The St. Louis CRP is facilitated by The Reparative Justice Coalition of St. Louis (RJC-STL).
In 1836 Francis McIntosh, a free man of color, was burned to death outside of the Old Courthouse by a mob of white St. Louisans. No one was held responsible for that racial terror lynching, and we live with its remnants today.
The McIntosh case is well-documented, in part for its incredible brutality. McIntosh was briefly jailed following a violent encounter with St. Louis police that left one of them mortally wounded. A mob abducted McIntosh from the jail, tied him to a nearby tree, and burned him alive as a crowd looked on. Historian Walter Johnson writes in The Broken Heart of America (2020, p. 77), “the burned tree [was] left standing on the corner of Seventh and Chestnut for years afterward, an attraction for whites traveling west and a grim warning for Blacks passing by.” This is just one of the ways the lynching would continue to haunt the region, by perpetuating racial terror, and corrupting the rule of law.
The notoriety of the McIntosh lynching also relates to a number of subsequent events. These include the the killing of white abolitionist Elijah Lovejoy - whose condemnation of the lynching and subsequent miscarriage of justice enraged pro-slavery elements in St. Louis and Southern Illinois. Both mob killings were condemned in a 1838 speech by Abraham Lincoln. In his “Lyceum Address,” Lincoln warned that the institution of slavery and impunity for racist violence degraded the rule of law and legitimacy of the state, using the McIntosh lynching and assassination of Lovejoy as cases in point.

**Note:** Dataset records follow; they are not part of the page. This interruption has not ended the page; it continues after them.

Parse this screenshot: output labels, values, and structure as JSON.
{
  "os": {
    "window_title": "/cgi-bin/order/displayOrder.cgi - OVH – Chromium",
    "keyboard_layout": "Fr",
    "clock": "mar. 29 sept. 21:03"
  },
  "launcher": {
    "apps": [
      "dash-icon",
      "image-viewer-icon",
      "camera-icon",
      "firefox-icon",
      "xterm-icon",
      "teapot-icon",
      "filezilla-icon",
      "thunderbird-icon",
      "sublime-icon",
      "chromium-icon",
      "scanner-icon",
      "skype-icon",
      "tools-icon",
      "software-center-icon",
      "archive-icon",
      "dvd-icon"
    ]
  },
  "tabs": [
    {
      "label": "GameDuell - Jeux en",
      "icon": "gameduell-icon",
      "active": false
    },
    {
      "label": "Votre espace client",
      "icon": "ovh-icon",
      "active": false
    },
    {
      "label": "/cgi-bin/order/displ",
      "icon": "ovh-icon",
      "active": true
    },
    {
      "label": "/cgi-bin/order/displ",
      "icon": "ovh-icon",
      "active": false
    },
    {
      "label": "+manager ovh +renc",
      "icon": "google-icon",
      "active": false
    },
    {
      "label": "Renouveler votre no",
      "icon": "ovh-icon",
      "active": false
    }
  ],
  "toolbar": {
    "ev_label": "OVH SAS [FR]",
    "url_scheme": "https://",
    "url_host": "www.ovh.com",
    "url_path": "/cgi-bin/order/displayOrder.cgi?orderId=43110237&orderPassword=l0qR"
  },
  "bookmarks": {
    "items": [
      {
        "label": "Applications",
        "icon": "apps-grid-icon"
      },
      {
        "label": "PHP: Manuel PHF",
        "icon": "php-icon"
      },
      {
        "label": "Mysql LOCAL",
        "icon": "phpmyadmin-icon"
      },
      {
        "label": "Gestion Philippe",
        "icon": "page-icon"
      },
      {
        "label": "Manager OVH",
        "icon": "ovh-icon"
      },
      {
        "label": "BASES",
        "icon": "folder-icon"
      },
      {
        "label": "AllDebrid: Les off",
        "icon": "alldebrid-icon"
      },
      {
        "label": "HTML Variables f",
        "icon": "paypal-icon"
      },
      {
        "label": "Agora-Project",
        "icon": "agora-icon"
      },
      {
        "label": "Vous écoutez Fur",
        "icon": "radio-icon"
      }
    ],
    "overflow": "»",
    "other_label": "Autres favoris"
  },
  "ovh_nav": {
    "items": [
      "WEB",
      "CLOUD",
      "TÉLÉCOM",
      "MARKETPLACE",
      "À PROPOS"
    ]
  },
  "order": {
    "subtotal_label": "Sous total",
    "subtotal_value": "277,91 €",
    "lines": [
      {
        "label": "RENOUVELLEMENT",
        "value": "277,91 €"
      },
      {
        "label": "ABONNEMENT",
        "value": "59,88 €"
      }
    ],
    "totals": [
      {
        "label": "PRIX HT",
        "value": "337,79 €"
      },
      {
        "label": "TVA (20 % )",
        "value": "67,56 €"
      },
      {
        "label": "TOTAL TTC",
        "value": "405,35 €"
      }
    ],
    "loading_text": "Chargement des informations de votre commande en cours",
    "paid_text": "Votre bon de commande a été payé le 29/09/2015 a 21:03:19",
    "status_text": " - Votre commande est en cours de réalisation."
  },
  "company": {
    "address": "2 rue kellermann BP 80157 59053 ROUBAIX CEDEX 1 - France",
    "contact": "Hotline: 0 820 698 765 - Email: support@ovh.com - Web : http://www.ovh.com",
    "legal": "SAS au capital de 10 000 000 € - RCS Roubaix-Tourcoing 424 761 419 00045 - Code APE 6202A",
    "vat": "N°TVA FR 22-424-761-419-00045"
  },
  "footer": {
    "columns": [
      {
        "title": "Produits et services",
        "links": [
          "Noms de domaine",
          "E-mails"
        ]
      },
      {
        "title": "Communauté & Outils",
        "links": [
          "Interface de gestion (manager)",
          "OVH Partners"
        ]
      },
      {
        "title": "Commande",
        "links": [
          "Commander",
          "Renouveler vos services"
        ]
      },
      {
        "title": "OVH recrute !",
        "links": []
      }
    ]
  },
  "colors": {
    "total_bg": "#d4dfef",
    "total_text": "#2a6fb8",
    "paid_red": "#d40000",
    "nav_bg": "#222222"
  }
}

Key to our decision to begin with commemoration of this case is the denial of justice in its wake. Several participants in the McIntosh lynching were subject to a grand jury hearing over whether they should be indicted. The presiding judge named Luke Lawless, true to name, urged grand jurors to vindicate the mob. Judge Lawless warned a conviction would encourage abolitionists (whom he called “antislavery fanatics”). He sought to exculpate the mob with the excuse that members were “impelled by that mysterious, metaphysical, and almost electric phrenzy [sic]...beyond the reach of human law,” and therefore not criminally responsible. It worked - no one was held responsible for this murder. Elijah Lovejoy, outraged by this injustice, intensified his abolitionist work. For his constitutionally protected speech, he was driven from St. Louis and later killed by a pro-slavery mob in Alton, Illinois, just across the Mississippi River.
As we continue to struggle for equal protection under law, we remember the McIntosh lynching and subsequent denial of justice to reflect on this past and present injustice, and build greater commitments to liberty and justice for all.
For St. Louis Community Remembrance Project updates, please visit: https://www.rjcstl.org/st-louis-crp
The National Memorial in Montgomery Alabama contains over 800 corten steel monuments, one for each county in the US where racial terror lynchings took place. It is our mission to bring home the St Louis County Monument from an adjoining park which contains identical monuments waiting to be claimed and installed in the counties they represent. Over time, the national memorial will serve as a report on which parts of the US have confronted the truth of this terror, and which parts have not expressed this willingness to face the past.